During World War II, an English mathematician held as a prisoner of war in Germany passed the time in the same way, counting 5,067 heads in ten thousand coin tosses.

Such data suggest that a well-tossed fair coin is a satisfactory randomizer for achieving an equal balance between two possible outcomes. However, this equity of outcome doesn't necessarily apply to a coin that moves along the ground after a toss.

An uneven distribution of mass between the two sides of a coin and the nature of its edge can bias the outcome to favor, say, tails over heads. A U.S. penny of a certain vintage, spinning on a surface rather than in the air, for example, comes up heads only about 20 percent of the time (see "Penny Bias").

To ensure an equitable result, it's probably wise to catch a coin before it lands on some surface and rolls, spins, or bounces to a stop.

Empirical results from coin-tossing experiments support the logical assumption that each possible outcome of a coin toss has probability of ½ or .5, Once we make this assumption, we can build abstract models that capture the probabilistic behavior of tossed coins—both the randomness of individual tosses and the special kind of order that emerges from the process.

Consider what happens when a single coin is tossed repeatedly. On the first toss, the outcome is either a head or a tail. Two tosses have four (2 ✕ 2) possible outcomes, each with a probability of ¼ (or .25), and three tosses have eight (2 ✕ 2 ✕ 2) possible outcomes.

In general, the number of possible outcomes can be found by multiplying together as many 2s as there are tosses.

You can readily investigate the likelihood that certain patterns will appear in large numbers of consecutive tosses. For example, if a coin is tossed, say, 250 times, what's the longest run of consecutive heads that's likely to arise?

A simple argument gives us a rough estimate. Except on the first toss, a run of heads can begin only after a toss showing tails. Thus, because a tail is likely to come up about 125 times in 250 tosses, there are 125 opportunities to start a string of heads.

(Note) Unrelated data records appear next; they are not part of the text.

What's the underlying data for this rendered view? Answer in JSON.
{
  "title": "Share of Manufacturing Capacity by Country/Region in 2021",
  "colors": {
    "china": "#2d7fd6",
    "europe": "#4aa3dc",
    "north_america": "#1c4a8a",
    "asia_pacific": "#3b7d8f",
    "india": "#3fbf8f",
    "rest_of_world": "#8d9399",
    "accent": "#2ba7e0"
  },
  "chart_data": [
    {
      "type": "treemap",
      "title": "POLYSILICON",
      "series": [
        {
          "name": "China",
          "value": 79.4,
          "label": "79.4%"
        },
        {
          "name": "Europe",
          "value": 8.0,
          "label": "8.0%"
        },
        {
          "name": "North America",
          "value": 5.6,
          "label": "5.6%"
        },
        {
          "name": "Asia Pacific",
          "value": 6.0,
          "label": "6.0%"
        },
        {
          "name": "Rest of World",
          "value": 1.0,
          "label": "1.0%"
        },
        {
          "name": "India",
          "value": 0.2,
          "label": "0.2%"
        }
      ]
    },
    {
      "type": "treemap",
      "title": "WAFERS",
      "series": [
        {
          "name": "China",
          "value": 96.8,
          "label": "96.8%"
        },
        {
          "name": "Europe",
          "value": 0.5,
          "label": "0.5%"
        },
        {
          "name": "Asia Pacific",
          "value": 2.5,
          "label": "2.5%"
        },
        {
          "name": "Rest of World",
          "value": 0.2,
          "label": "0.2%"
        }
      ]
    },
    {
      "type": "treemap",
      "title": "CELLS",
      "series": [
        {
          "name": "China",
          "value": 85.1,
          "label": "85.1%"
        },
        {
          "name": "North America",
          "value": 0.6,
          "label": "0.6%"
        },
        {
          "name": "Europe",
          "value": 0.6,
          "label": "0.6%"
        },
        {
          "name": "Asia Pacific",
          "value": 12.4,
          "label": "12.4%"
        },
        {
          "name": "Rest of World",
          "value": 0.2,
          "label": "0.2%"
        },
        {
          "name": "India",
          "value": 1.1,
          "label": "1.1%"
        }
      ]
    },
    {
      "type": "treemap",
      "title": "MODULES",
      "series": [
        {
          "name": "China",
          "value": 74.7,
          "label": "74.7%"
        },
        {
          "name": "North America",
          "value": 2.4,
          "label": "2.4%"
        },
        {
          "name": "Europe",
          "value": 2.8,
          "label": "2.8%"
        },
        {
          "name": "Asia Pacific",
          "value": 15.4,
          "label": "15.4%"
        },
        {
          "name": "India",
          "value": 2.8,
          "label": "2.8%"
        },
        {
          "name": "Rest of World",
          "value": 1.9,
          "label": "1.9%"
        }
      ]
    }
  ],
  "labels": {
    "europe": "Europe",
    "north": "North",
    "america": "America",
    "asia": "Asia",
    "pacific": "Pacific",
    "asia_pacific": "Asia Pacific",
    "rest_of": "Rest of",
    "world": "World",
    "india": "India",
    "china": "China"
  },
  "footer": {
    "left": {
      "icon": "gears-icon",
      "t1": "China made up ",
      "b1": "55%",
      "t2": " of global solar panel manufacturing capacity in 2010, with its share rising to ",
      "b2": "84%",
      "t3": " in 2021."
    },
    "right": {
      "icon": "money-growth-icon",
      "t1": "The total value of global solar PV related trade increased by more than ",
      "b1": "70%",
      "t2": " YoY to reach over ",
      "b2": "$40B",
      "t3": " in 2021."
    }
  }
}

For about half of those tails, the next toss will be a head. This gives us around sixty-three potential head runs. Roughly half the time, the first head will be followed by a second one. So, around thirty-two runs will consist of  two heads or more.

About half of these will contain at least one additional head, meaning that we will get sixteen runs of three heads or more, eight runs of at least four heads, four runs of at least five heads, two runs of six heads or more, and one run of seven heads or more.

That's actually a surprising result to many. People who are asked to write down a string of heads or tails that looks random rarely include sequences of more than four or five heads (or tails) in a row.

In fact, it's generally quite easy to distinguish a human-generated sequence from a truly random sequence because the one that is written down by a human typically incorporates an insufficient number of long runs.

So, although an honest coin tends to come up heads about half the time, there's a good chance it will fall heads in a sequence of two, three, or four tosses. The chances of that happening ten times in a row are much smaller, but it can still happen.

That's what makes it hard to decide, just from a record of the outcomes of a short sequence of tosses, whether such a string is a chance occurrence or it represents evidence that the coin is biased to come up heads more often than not.